By Petulia Clarke, Staff Reporter 
Kay Mundle at her sewing machine. - Norman Grindley
This is part five in a series looking at the impact of crime on families in Jamaica.
WHEN SOMEONE you love dies, you fall into a deep, sick kind of depression. If you have a strong support system of family and friends, you may be able to cope. If you don't, the grief can slowly kill you.
Kay Mundle "nearly lost it" when her five-year-old son Curtis Forsythe (Scotty) was killed by a gunman while he was standing at the intersection of North Street and Bond Street Kingston on April 5, Good Friday 1996. Three other persons were also shot.
Kay was four months pregnant at the time.

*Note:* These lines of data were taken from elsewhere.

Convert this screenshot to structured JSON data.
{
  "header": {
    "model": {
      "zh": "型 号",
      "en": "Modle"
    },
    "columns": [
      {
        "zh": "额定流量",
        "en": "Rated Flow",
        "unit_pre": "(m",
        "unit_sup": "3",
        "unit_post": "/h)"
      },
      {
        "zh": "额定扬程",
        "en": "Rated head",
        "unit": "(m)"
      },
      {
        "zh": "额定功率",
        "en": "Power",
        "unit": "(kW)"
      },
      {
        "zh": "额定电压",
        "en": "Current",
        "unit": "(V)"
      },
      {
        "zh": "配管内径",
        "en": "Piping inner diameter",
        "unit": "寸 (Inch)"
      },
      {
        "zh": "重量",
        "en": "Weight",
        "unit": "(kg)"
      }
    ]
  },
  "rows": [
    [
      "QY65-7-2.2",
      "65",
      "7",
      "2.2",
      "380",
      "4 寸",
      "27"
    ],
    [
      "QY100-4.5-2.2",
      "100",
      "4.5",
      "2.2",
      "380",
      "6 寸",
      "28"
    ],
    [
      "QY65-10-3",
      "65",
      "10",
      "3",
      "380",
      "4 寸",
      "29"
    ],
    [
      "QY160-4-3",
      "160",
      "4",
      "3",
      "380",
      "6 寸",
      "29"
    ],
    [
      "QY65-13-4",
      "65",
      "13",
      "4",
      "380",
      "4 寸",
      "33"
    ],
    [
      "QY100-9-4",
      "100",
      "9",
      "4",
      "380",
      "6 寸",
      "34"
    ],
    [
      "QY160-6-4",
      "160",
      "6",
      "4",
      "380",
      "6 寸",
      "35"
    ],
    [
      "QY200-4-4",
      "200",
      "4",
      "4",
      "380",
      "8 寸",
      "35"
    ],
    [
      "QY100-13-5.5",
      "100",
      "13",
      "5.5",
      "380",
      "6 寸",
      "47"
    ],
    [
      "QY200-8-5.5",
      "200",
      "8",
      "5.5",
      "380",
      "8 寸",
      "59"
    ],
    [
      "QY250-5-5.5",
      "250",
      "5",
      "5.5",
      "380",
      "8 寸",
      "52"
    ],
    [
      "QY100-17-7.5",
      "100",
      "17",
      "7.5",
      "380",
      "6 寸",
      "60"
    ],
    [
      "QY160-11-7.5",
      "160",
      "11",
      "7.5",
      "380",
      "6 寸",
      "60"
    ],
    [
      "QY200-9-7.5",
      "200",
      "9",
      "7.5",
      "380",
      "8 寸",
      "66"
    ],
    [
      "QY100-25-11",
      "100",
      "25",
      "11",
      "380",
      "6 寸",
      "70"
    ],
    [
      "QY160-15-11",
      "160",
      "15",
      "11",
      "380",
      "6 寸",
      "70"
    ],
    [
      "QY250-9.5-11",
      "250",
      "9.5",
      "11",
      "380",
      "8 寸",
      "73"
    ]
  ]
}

"On the night after it happened I said my God, it got to me bad, I told my friends not to leave me alone, because if they left I'd die too," she said in a phone interview.
"I didn't understand that I'd get through it, I realised that my head wasn't there, sometimes it hurts so badly, I don't think I've ever felt that torn."
Her voice trembled as she struggled to remember the feelings that threatened to overwhelm her at the time. "Luckily, I had support from a lot of friends and family daily, minutely and nightly," she said. "Most asked how I took it, because even at the funeral I never broke down. But I wasn't keeping it for myself alone, but for my unborn daughter."
Six years later Kay says that she's tried to move on. She is a dressmaker and has left Bond Street in West Kingston to live in Mountain View. Her daughter Dunntey is five.
But it's hard to forget the little boy, whose personality she sees mirrored in her daughter.
"He never had a bad side," she said. "I just think about the good person he was."
A year after Scotty's death Kay "got saved". Today the 35-year-old is a devoted Christian who attends the Calvary Pentecostal Church of Christ.
She explained though that she almost gave up when Scotty was killed.
"I took it easy, even at the funeral people wondered how I never broke down," she said. "But the pain remained inside, I was breaking up and nobody knew, I always put the best on the outside".
She said that she held on for her daughter, affectionately called 'Baby Love', who Scotty named before he died. "He was very sensitive, I remember he always wanted a baby, a real baby to play with," she said. "He always asked me to buy him a little baby, I would explain to him that God sent them." She added: "When I got pregnant, I told him that I had a baby inside. Everyday after school he'd save five dollars to buy something for me and the baby. I know he'd take care of her if he was here."
Though the children's father Winston is no longer in the picture Kay has her faith to help her move on. "It hurts sometimes, especially when I see little boys his age, I have flashbacks and wonder if Scotty would have looked like that," she said. "On birthdays I remember him, at first I would go to his graveside, nowadays, I just note how old he'd be and what he would be doing at this age."
And for her, even today, Good Friday is still one of the worst holidays.
"At first I couldn't understand it. I remembered on public holidays I would fix him up and take him out, now I don't allow Baby Love to go certain places. People wonder why I protect her so much, but I have to, she's all I have now. I tell her about her brother. She asks me how he died and I tell her."
Getting saved proved to be the balm she needed to get her through the six years. And getting saved will help her cope this November 29 when Scotty would have turned 11.
"When I got saved, it was easier, very, very much easier to deal with it then. Maybe the Lord was speaking through him to me, he (Scotty) always told me to be good. I've taken a different road now, I'm a child of God, I took the step because I needed a comforter, now I've found one."
And at times, the many minutes of everyday when she wakes up and remembers the angelic face of her smart little boy, she finds refuge in the belief that he would have been proud of her. "I loved him so much, that kid taught me so much," she said. "I search myself sometimes, I wonder, did I beat him too much? Did I treat him bad? Did I punish him too hard? Now I'll tell parents not to scatter roses, show your kids love now while you can. I think he'd have been very proud of me," she said, "when he was here, anytime I was not smiling he'd ask what happened to me. My little girl came to be just as concerned, she has the same attitude, she's loving and people love her."
And the future looks hopeful for Kay and Baby Love.
"I'm comfortable now, with the Lord by my side I'm hoping for the best for me and my daughter as we grow in God's way. Being a child of God it's different, you can survive anything."
The police say that Scotty was killed in a crossfire in West Kingston at about 1:15 p.m. on Good Friday in 1996. "Dada, me a go dead! Dada, it a bun me, me ago dead" were his last words.
Police records then, showed that more than 50 children had been killed in crossfire in inner-city communities over the past four years. Reports were that the killer was "dressed as if he was coming from school." On reaching the intersection of Bond and North streets he opened fire on a group of men, hitting young Scotty. Scotty was a student of Holy Family School in Central Kingston and was assisting his father with chores around the house and had gone to his gate to throw away pieces of board when he was shot.
Nineteen-year-old labourer Andre Watson, also known as 'Chineyman', was arrested and charged with the killing in November 1996.